A fundamental change is occurring in the way scientific data is created, published and analyzed. A number of different groups are feverishly working on semantic protocols that will allow scientific data to be seamlessly exchanged. This will increase the amount, quality and speed with which researchers can access data. Many of the ad hoc methods scientists must currently use will go away and be replaced by integrated tools like the OPeNDAP Data Connector. To get a sense for the impact compare the way data flows in a typical contemporary lab with the vision being worked on:
What Happens Now
------------------------------------
An instrument records the data
A technician downloads from the instrument, and ...
...preprocesses the raw data file
...cleans up and adds any special values, codes
...saves the data in a file with an ad hoc format
One or more other scientists/technicians process the data into one or more output products
(the output product might be in a standard format like HDF)

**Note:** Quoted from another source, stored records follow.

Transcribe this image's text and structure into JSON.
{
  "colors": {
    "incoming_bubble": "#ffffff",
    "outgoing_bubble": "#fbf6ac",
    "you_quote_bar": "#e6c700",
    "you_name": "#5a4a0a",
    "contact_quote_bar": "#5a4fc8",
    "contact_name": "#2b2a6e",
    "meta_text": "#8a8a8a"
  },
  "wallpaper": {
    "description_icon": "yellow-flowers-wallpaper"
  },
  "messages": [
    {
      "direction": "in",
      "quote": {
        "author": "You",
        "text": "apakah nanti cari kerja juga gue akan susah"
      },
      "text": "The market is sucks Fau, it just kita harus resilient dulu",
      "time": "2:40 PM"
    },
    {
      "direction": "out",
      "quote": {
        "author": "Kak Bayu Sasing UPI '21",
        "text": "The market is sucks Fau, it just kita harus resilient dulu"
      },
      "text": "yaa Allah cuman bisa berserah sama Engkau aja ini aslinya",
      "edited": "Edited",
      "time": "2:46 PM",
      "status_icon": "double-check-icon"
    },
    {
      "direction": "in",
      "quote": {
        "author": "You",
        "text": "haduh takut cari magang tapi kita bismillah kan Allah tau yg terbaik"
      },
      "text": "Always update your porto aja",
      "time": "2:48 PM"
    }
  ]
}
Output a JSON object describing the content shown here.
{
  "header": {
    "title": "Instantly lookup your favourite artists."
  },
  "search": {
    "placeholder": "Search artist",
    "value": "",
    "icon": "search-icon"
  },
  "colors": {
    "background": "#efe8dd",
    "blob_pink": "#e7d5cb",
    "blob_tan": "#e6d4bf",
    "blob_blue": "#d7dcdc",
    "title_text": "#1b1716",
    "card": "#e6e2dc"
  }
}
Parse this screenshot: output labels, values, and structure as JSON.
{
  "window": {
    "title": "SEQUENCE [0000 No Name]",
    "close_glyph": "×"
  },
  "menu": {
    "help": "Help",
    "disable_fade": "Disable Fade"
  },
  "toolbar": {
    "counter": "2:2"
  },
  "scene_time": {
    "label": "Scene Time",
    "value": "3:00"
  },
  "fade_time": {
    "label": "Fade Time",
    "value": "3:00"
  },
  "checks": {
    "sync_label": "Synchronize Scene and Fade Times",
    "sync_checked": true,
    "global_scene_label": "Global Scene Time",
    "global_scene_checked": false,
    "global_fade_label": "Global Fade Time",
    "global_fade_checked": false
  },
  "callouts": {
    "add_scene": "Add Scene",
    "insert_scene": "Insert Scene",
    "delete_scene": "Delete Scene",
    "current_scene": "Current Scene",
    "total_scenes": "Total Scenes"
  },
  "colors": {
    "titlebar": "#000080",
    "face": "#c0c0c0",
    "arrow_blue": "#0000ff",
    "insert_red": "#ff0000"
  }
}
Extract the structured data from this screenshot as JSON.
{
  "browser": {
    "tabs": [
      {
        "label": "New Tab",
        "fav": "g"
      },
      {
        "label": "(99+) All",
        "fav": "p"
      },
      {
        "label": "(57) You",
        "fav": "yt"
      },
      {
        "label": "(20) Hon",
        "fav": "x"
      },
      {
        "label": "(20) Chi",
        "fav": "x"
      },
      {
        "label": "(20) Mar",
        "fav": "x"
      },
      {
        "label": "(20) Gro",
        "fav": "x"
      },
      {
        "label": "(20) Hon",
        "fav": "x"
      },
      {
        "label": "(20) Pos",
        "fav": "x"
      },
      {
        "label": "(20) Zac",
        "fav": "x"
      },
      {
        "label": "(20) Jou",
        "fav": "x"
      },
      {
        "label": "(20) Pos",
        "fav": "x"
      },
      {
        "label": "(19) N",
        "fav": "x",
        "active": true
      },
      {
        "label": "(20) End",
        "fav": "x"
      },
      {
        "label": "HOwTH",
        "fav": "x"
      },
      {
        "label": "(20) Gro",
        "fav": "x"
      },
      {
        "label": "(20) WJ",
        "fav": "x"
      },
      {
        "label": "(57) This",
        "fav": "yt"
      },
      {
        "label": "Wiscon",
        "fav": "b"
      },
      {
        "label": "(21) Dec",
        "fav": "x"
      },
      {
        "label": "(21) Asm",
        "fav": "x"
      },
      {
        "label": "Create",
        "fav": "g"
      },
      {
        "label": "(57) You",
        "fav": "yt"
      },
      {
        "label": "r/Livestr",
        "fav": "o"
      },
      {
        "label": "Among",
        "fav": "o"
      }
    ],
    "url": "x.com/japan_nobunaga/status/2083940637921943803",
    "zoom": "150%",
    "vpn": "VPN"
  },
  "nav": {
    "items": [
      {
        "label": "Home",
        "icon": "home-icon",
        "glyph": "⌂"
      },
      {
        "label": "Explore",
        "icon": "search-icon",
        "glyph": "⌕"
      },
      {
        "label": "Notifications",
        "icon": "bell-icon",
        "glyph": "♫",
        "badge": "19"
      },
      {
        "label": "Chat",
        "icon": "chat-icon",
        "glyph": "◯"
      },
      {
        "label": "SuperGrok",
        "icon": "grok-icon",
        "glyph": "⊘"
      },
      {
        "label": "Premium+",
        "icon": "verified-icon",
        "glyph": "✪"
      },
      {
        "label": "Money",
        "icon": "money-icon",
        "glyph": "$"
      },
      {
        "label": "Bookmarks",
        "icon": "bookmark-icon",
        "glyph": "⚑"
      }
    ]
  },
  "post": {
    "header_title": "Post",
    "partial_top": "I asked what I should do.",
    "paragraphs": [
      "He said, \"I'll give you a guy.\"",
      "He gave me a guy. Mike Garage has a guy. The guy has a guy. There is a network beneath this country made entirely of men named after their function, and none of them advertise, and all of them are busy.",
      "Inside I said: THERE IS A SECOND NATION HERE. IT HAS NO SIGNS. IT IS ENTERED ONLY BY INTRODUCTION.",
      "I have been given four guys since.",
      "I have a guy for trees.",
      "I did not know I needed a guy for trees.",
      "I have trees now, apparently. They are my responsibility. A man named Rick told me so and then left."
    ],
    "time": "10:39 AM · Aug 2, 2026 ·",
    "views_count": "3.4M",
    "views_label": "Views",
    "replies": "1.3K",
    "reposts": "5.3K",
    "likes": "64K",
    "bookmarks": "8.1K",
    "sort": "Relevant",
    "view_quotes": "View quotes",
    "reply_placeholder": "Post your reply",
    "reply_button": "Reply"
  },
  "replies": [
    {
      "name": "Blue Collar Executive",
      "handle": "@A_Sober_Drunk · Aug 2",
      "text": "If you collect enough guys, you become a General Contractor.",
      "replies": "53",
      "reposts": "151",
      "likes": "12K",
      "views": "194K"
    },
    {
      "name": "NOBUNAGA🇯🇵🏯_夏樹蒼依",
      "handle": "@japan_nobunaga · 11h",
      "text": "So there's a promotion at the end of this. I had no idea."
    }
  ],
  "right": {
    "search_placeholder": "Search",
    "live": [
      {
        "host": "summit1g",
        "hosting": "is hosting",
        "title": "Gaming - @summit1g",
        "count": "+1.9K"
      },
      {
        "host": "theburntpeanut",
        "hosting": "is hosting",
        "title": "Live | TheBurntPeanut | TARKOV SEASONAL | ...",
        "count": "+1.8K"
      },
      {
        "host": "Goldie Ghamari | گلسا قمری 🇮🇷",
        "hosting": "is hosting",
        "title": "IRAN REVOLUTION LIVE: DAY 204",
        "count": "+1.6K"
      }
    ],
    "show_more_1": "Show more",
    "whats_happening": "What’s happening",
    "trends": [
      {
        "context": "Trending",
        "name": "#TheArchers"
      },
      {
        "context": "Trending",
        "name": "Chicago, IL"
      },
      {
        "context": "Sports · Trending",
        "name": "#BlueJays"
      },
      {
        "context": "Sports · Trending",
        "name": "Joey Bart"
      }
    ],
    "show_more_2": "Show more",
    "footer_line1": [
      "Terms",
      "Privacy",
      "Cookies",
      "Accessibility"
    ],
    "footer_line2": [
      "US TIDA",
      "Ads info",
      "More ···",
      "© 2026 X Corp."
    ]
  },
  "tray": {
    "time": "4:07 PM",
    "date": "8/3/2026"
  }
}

The user finds out about the data by any of a myriad non-standard ways
The user has to figure out somehow which data file they want
The user downloads (or orders) the data file
The user possibly has to parse or process the file somehow
The user opens in their analysis program
The user repeats the above steps for different analysis programs
The user can only output whatever the analysis programs support
The Future
------------------------------------
An instruments streams data to a database
The data is automatically catalogued by the site
The site catalogue is automatically published to various global catalogues
The user uses an integrated client (like the ODC) to search for data
The source database is published by various streaming server
The integrated client can browse, query and preview any data from any server
The integrated client can exchange data live with any analysis tool
The integrated client can re-publish data and output it to any generic format
Integrated client's like the OPeNDAP Data Connector are middleware that act as the lingua franca for scientists, allowing them to collect, analyze and publish data with greater ease than was ever possible before. In a sense they are kind of like Napster for Scientists. Ultimately the result will be an explosion in the quantity of scientific discoveries.